Hi! Got another chance to write chapters! Ah...
I'm in the middle of finishing my projects, so I'll not hold you guys back for very long. Also, I'll reply any of the reviews in the next chapter. Sorry.
We walked down the marble steps, my hand on top of his. My dress swept the floor.
"Thanks," I whispered to Ankoku.
"No problem, milady," he said. "Now, may I have this dance?"
I felt a sudden rush of…
Joy? Anger? Stupidity? I don't know, but I just felt as if I would hate myself later if I didn't accept his request.
If only accepting a dance was easy.
"Um, one problem, Ankoku," I fidgeted. "I… I can't dance."
Ankoku smiled, and my heart skipped a beat. "I'll teach you as we go," he said and gently lifted our hands as we headed to the center of the ballroom.
"Put your hands around my neck," he whispered as I felt his hands snaking its way around my waist.

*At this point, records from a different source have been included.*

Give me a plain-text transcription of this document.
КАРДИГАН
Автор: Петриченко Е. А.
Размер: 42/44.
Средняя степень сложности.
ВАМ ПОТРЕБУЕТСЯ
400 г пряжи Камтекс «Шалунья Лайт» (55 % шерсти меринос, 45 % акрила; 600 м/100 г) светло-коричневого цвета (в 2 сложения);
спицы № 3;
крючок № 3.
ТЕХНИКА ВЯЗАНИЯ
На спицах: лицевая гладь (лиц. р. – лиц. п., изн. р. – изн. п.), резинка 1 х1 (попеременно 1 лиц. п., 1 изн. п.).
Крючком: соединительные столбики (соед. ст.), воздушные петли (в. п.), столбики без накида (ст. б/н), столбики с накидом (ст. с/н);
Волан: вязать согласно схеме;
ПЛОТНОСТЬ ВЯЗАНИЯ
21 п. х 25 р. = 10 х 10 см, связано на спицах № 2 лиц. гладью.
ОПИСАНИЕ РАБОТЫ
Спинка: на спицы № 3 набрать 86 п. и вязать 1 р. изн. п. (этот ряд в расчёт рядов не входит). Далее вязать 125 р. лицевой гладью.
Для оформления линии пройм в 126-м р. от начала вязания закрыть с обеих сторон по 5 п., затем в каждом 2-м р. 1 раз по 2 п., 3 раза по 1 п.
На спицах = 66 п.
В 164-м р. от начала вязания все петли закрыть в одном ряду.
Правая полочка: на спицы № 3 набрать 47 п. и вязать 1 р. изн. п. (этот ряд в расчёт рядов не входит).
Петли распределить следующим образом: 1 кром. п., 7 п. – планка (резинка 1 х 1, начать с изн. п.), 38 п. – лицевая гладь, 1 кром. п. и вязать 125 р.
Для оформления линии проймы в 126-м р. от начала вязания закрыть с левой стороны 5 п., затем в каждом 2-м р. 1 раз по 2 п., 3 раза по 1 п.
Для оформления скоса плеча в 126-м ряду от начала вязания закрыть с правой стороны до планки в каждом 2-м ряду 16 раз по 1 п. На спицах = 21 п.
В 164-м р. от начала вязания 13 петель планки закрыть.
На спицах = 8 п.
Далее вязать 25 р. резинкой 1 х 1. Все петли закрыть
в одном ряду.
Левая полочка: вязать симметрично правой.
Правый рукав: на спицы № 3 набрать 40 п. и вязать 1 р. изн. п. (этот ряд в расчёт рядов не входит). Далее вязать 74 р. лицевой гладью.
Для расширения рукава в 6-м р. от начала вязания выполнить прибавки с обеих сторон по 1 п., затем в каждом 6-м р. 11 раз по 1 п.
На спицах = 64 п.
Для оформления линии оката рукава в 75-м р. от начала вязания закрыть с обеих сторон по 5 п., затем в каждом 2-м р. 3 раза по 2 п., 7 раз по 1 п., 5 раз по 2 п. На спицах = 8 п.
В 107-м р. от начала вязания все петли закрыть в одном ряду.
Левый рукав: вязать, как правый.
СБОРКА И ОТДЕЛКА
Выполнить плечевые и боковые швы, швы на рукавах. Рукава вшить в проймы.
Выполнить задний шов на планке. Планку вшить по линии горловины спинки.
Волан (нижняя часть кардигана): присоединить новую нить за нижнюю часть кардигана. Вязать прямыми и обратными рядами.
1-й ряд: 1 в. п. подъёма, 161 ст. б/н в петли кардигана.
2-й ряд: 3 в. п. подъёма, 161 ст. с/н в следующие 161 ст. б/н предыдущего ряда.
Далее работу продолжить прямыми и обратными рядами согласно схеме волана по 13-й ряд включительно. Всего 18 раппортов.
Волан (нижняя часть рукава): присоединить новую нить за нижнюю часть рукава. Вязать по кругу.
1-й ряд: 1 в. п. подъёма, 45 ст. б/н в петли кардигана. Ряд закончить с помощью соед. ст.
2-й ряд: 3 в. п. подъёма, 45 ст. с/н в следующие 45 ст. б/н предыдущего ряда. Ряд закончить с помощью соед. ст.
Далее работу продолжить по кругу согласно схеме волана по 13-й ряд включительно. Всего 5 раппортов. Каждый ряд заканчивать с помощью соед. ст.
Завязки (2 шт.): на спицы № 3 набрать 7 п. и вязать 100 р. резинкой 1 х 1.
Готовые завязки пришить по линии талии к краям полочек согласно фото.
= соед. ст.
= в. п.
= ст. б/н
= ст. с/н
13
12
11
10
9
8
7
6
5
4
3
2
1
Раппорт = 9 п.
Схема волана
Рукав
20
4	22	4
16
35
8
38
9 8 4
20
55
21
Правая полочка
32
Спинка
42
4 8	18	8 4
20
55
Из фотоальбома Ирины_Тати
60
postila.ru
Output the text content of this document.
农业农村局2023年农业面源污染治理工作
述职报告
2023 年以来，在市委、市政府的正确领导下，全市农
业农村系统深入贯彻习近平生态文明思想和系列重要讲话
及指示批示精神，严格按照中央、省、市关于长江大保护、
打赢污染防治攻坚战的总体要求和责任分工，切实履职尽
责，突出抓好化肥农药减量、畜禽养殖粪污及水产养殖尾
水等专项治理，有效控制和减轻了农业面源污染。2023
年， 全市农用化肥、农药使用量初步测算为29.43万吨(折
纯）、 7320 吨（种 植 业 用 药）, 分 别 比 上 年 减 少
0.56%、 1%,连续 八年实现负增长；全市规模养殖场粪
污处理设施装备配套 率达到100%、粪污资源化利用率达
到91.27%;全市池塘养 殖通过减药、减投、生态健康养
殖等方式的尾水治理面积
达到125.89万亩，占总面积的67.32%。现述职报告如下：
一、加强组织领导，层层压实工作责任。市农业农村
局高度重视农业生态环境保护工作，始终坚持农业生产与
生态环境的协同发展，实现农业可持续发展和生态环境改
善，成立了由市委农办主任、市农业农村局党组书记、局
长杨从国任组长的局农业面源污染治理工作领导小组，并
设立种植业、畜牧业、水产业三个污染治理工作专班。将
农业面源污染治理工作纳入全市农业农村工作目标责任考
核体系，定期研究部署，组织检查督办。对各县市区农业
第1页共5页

I did what he asked as all the blood climbed up to my cheeks.
"Now sway."
We did, and I felt like Cinderella. Dancing in a dress for the very first time. It was heaven, I tell you.
The noise in the room slowly faded away. I felt as if Ankoku and I were the only people in the room, swaying awkwardly. My tension slowly faded away and the embarrassment of being in public with Ankoku disappeared.
Well, that's got to be good, right?
Wrong! Because just when I thought I was going to faint with too much peacefulness, my mind suddenly filled in tantrum.
Why was Ankoku acting like such a gentleman? It wasn't possible for him to really like me, was it?
Oh [enter a cuss word of your choice]. If he did really like me then I was screwed.
And why was I feeling so happy? Where did all the anger and hate go to?
Why was I dancing with Ankoku? I never even danced with Usui, my own freaking boyfriend. And there I was dancing with some perverted ghost-controller I only knew for less than 2 days.
Why did I even agree to change into the dress? Was I really that desperate to feel like a normal girl?
Just when my skull was going to overload with questions directed to myself, I stopped swaying and walked towards a beverage counter, my head pounding. The voices of partying men and women reappeared. My throat had suddenly become as dry as bone, and it only made me feel worse when my heart started pounding in my ears.
"Hey, are you okay?" Ankoku's voice lured over me.
"Y-yeah. Just a headache. Don't mind me, go back partying." Desperate for anything to drink, I frantically grabbed a glass of who-knew-what and drank it just as Ankoku tried to stop it from ever reaching my lips.
And I almost choked myself to death.
I didn't know that they were serving alcoholic drinks. Since, you know, there were high school students invited and we were under age. But then, I guess it was my fault for not realizing that we – Ankoku and I – were the only high school students invited. And the event organizers probably had skipped our names when they were going through the guest lists.
Oops.
"Sheeshum, are you alright?" Ankoku asked as he gently patted my back, which only caused all the hair on my body to stand up. Somehow, my body became wary of his touch again.
I quickly pulled away from him, trying to increase the distance between us.
"Misaki?" He asked, reaching out for me.
The headache was getting worse and worse and now my vision became blurry. I felt my cheeks burn, only I wasn't blushing. All the voices that came back disappeared again. I felt dizzy and lightheaded, everything seemed like a dream.
"Stay… Away from… Me…" I muttered.
Was this how it feels to drink alcohol? If so, then why was I the only one in the whole room of alcohol-drinking-people who felt like fainting?
"Misaki!" I heard Ankoku shouted.
I felt my body falling to the cold marble floor; only I didn't feel the pain of falling. I couldn't feel any part of my body except for the pain in my head and the pounding of my heart.
It's funny how, just a second before I fell unconscious, I still could feel like the girl in the movie, where she faints in front of a prince in a fabulous dress.